Furthermore, the ECJ has ruled that data subjects who lodge a complaint with a data protection supervisory authority can also have the content of the supervisory authority's subsequent decision reviewed by a court. However, the supervisory authorities have broad discretion as to what measures they take in response to a complaint against controllers or processors. In this respect, judicial review is limited to cases in which supervisory authorities do not exercise their discretion.

In Case C-634/21, the ECJ ruled that scoring constitutes automated decision-making in individual cases. It was previously disputed whether the decision-making process was carried out by the credit agency that calculates the score or by the customer of the credit agency, who uses the score to make a decision, for example, on whether to grant or refuse a loan. The ECJ located the decision-making process at the credit agency itself, at least if the customer of the credit agency makes its decision dependent on the result of the score calculation. Without a corresponding legal basis that expressly permits such automated decision-making, the credit agency would have to obtain express consent for a score calculation in the absence of a contract with the data subject. The Wiesbaden Administrative Court must now clarify whether the German regulations in Section 31 BDSG can constitute such a legal basis.

Impact of the decisions on practice

The ECJ's decisions have several relevant consequences that go beyond the credit sector: 

  • The calculation of scores by credit agencies in its current form will no longer exist in future. Processes that are based on score values (such as the selection of payment methods, etc.) must be reviewed and adapted. 
  • Companies' own scores must be checked for their specific effects.
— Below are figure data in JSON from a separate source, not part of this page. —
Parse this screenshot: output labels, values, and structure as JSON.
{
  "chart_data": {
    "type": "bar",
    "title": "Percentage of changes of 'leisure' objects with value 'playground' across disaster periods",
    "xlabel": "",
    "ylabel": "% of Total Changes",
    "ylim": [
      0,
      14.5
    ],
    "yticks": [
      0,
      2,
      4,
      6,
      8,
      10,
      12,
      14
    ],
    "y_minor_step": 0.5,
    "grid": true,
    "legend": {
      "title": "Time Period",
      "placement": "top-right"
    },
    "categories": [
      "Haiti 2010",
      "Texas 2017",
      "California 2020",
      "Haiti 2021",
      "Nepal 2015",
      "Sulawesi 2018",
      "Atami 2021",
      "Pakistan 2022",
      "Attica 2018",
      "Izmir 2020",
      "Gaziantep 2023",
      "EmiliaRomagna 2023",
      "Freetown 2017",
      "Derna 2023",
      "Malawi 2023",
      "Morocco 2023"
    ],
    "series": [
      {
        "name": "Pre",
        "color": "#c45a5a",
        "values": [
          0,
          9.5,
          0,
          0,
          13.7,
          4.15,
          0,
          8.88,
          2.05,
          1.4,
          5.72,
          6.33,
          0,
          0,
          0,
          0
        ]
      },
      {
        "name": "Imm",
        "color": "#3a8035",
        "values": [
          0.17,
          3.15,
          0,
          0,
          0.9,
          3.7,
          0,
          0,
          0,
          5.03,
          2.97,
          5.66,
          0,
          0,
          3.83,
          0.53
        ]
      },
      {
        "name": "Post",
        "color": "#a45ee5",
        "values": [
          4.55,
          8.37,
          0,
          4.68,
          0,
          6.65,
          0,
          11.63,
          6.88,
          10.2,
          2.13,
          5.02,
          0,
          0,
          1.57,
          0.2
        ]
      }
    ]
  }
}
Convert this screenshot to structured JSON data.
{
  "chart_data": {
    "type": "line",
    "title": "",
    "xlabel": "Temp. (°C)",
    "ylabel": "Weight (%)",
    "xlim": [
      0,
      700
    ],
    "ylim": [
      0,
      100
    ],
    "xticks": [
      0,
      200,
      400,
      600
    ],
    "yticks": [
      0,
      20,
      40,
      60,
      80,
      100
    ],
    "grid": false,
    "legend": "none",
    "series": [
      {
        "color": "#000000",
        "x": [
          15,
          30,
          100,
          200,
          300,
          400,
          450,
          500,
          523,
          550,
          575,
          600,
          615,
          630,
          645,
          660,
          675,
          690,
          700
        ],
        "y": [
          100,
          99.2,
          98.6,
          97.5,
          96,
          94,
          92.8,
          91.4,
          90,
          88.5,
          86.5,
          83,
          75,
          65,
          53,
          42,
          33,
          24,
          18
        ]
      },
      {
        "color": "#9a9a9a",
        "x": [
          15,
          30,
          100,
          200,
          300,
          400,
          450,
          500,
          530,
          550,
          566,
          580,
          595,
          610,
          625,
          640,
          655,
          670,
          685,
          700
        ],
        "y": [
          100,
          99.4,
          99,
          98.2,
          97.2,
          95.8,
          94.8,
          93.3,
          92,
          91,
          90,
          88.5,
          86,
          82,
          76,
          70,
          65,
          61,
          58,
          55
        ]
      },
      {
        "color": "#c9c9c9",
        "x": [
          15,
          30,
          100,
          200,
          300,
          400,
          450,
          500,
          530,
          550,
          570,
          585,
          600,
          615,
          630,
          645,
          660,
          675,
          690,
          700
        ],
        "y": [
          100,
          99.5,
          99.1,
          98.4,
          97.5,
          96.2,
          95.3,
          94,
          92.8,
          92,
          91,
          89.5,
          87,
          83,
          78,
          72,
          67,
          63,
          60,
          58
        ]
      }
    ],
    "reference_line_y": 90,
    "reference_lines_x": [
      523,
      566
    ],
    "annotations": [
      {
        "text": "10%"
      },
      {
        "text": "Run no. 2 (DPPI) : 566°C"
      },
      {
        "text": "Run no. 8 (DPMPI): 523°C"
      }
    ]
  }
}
If decisions are largely based on these scores, which have a significant impact on the data subject, then the calculation of the score is already an impermissible automated decision-making process. 
  • The data used to calculate the score must be checked for legality, regardless of whether automated decision-making is involved. In the case of negative features in particular, it must be checked whether there is still a legitimate interest in continuing to use them. 
  • Consents that are intended to secure the decision on the basis of a score value must be checked for legality. Consent to automated decision-making is only effective if the correct decision is covered by the consent, i.e. the score calculation, if applicable. 
  • Score values that are no longer up to date or where there is a risk that they were calculated illegally must be deleted.